Pignataro Maggiore – Ad un mese dalle elezioni amministrative, a Pignataro Maggiore si respira aria pesante. L’alleanza tra l’ex sindaco Giovan Giuseppe Palumbo e l’ex assessore Cesare Cuccaro, operazione eterodiretta – secondo indiscrezioni sempre più insistenti – dal consigliere regionale Stefano Graziano, ha provocato una frattura profonda all’interno delle rispettive liste di riferimento.
Molti candidati che avevano già avviato la campagna elettorale si sono visti chiudere la porta in faccia, sacrificati sull’altare di un’alleanza vista da più parti come un’imposizione esterna. L’ingerenza di forze “forestiere”, che si sono mosse per estromettere una figura ingombrante come l’ex sindaco Giorgio Magliocca – pur sempre espressione del tessuto cittadino – viene vissuta con crescente rabbia da una parte importante dell’elettorato.
Il rischio ora è concreto: il dissenso interno, se non verrà riassorbito in tempi brevissimi, potrebbe tradursi in una vera e propria controffensiva elettorale. Gli esclusi starebbero infatti valutando di convergere compattamente su uno degli altri due candidati a sindaco in corsa, con l’obiettivo di misurare la propria forza alle urne e lanciare un messaggio politico chiaro: “i pignataresi non si governano da fuori”.
Secondo alcune voci di corridoio, per rendere ancora più evidente il segnale, i delusi potrebbero scegliere di appoggiare un candidato considerato “meno forte” all’interno della lista ritenuta più competitiva contro la coalizione Palumbo-Cuccaro. Un voto di dissenso, ma anche di sfida, che potrebbe cambiare radicalmente gli equilibri della competizione.
Non a caso, nelle ultime ore, tra i delusi si è diffusa l’espressione “coalizione anti-pignataresi” per bollare l’asse Palumbo-Cuccaro.
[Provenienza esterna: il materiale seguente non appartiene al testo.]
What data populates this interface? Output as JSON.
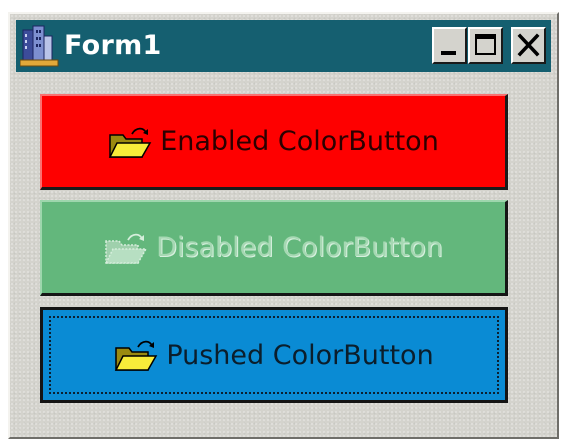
{
  "window": {
    "title": "Form1",
    "app_icon": "form-app-icon",
    "controls": {
      "minimize": "minimize-icon",
      "maximize": "maximize-icon",
      "close": "close-icon"
    },
    "title_bar_color": "#155f70",
    "face_color": "#d4d3cd"
  },
  "buttons": [
    {
      "label": "Enabled ColorButton",
      "icon": "open-folder-icon",
      "state": "enabled",
      "color": "#fe0000"
    },
    {
      "label": "Disabled ColorButton",
      "icon": "open-folder-icon",
      "state": "disabled",
      "color": "#63b77c"
    },
    {
      "label": "Pushed ColorButton",
      "icon": "open-folder-icon",
      "state": "pushed",
      "color": "#0a8bd4"
    }
  ]
}
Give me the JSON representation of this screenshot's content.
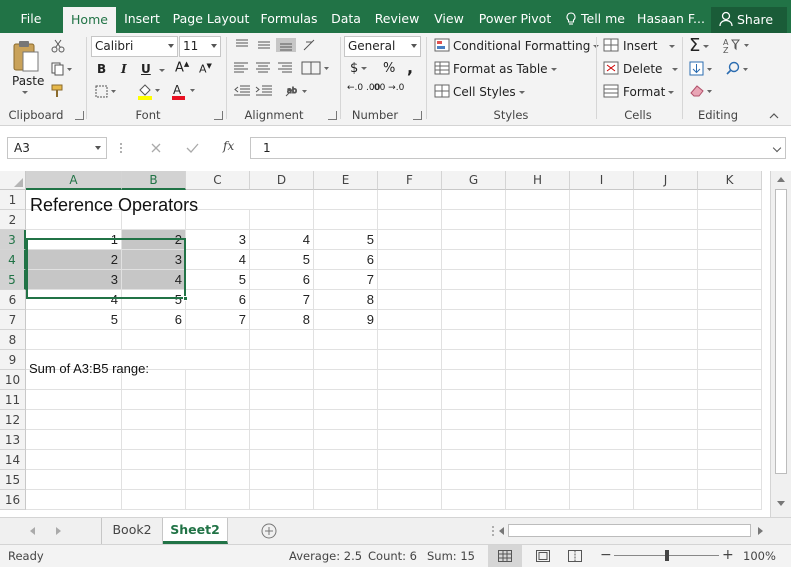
{
  "ribbon_tabs": [
    {
      "label": "File",
      "active": false
    },
    {
      "label": "Home",
      "active": true
    },
    {
      "label": "Insert",
      "active": false
    },
    {
      "label": "Page Layout",
      "active": false
    },
    {
      "label": "Formulas",
      "active": false
    },
    {
      "label": "Data",
      "active": false
    },
    {
      "label": "Review",
      "active": false
    },
    {
      "label": "View",
      "active": false
    },
    {
      "label": "Power Pivot",
      "active": false
    }
  ],
  "tell_me": "Tell me",
  "user": "Hasaan F...",
  "share": "Share",
  "clipboard": {
    "label": "Clipboard",
    "paste": "Paste"
  },
  "font": {
    "label": "Font",
    "name": "Calibri",
    "size": "11",
    "bold": "B",
    "italic": "I",
    "underline": "U",
    "highlight_color": "#ffff00",
    "font_color": "#e81123"
  },
  "alignment": {
    "label": "Alignment"
  },
  "number": {
    "label": "Number",
    "format": "General",
    "currency": "$",
    "percent": "%",
    "comma": ",",
    "inc_decimal": "←.0 .00",
    "dec_decimal": ".00 →.0"
  },
  "styles": {
    "label": "Styles",
    "conditional": "Conditional Formatting",
    "format_table": "Format as Table",
    "cell_styles": "Cell Styles"
  },
  "cells": {
    "label": "Cells",
    "insert": "Insert",
    "delete": "Delete",
    "format": "Format"
  },
  "editing": {
    "label": "Editing",
    "sum": "Σ"
  },
  "formula_bar": {
    "name_box": "A3",
    "fx": "fx",
    "value": "1"
  },
  "columns": [
    "A",
    "B",
    "C",
    "D",
    "E",
    "F",
    "G",
    "H",
    "I",
    "J",
    "K"
  ],
  "rows": [
    "1",
    "2",
    "3",
    "4",
    "5",
    "6",
    "7",
    "8",
    "9",
    "10",
    "11",
    "12",
    "13",
    "14",
    "15",
    "16"
  ],
  "title": "Reference Operators",
  "table": [
    [
      "1",
      "2",
      "3",
      "4",
      "5"
    ],
    [
      "2",
      "3",
      "4",
      "5",
      "6"
    ],
    [
      "3",
      "4",
      "5",
      "6",
      "7"
    ],
    [
      "4",
      "5",
      "6",
      "7",
      "8"
    ],
    [
      "5",
      "6",
      "7",
      "8",
      "9"
    ]
  ],
  "sum_label": "Sum of A3:B5 range:",
  "sheets": [
    {
      "label": "Book2",
      "active": false
    },
    {
      "label": "Sheet2",
      "active": true
    }
  ],
  "status": {
    "ready": "Ready",
    "average": "Average: 2.5",
    "count": "Count: 6",
    "sum": "Sum: 15",
    "zoom": "100%",
    "zoom_level_percent": 100
  },
  "accent_color": "#217346"
}
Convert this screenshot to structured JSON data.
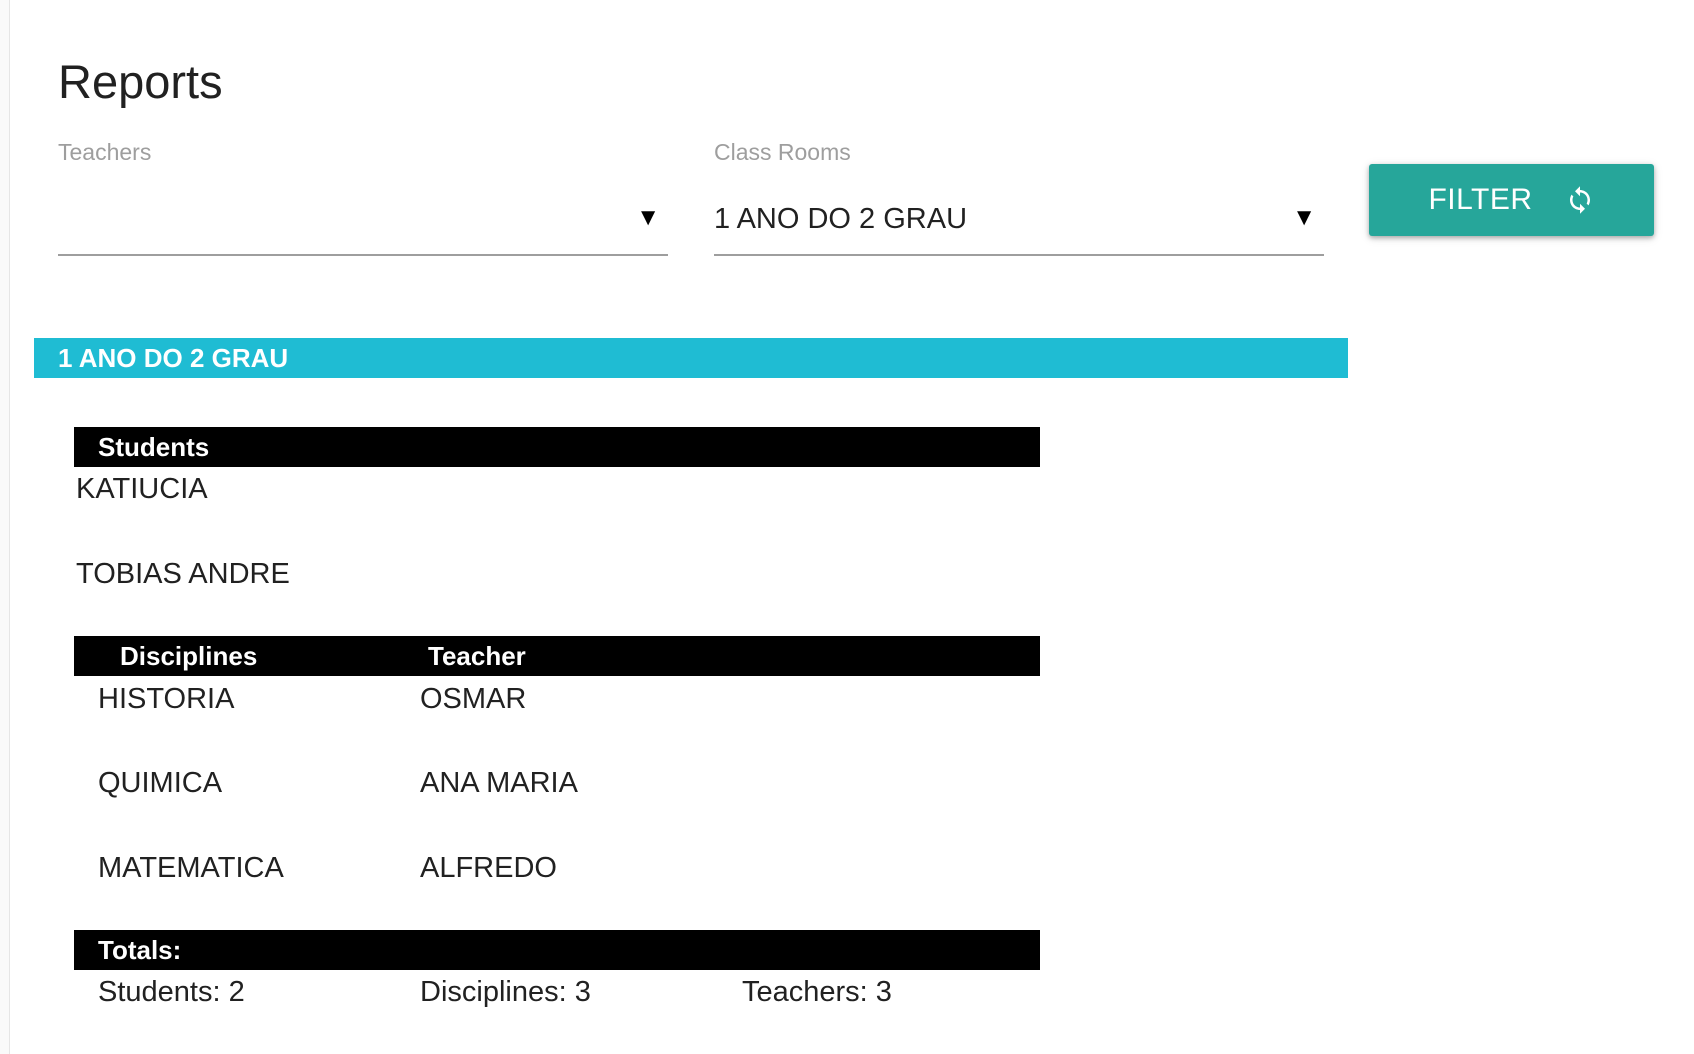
{
  "page": {
    "title": "Reports"
  },
  "filters": {
    "teachers": {
      "label": "Teachers",
      "value": ""
    },
    "class_rooms": {
      "label": "Class Rooms",
      "value": "1 ANO DO 2 GRAU"
    },
    "dropdown_icon": "triangle-down-icon",
    "filter_button": {
      "label": "FILTER",
      "icon": "refresh-icon",
      "color": "#26a69a"
    }
  },
  "report": {
    "class_title": "1 ANO DO 2 GRAU",
    "header_color": "#1fbcd3",
    "students_header": "Students",
    "students": [
      "KATIUCIA",
      "TOBIAS ANDRE"
    ],
    "disciplines_header": "Disciplines",
    "teacher_header": "Teacher",
    "disciplines": [
      {
        "discipline": "HISTORIA",
        "teacher": "OSMAR"
      },
      {
        "discipline": "QUIMICA",
        "teacher": "ANA MARIA"
      },
      {
        "discipline": "MATEMATICA",
        "teacher": "ALFREDO"
      }
    ],
    "totals_header": "Totals:",
    "totals": {
      "students": "Students: 2",
      "disciplines": "Disciplines: 3",
      "teachers": "Teachers: 3"
    }
  }
}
Un’etichetta pesante che rischia di mettere definitivamente in discussione la legittimità popolare di una operazione politica già partita sotto il segno della divisione.
Le prossime settimane saranno decisive per capire se il dissenso rimarrà confinato ai mormorii o se si tradurrà in un vero e proprio terremoto elettorale.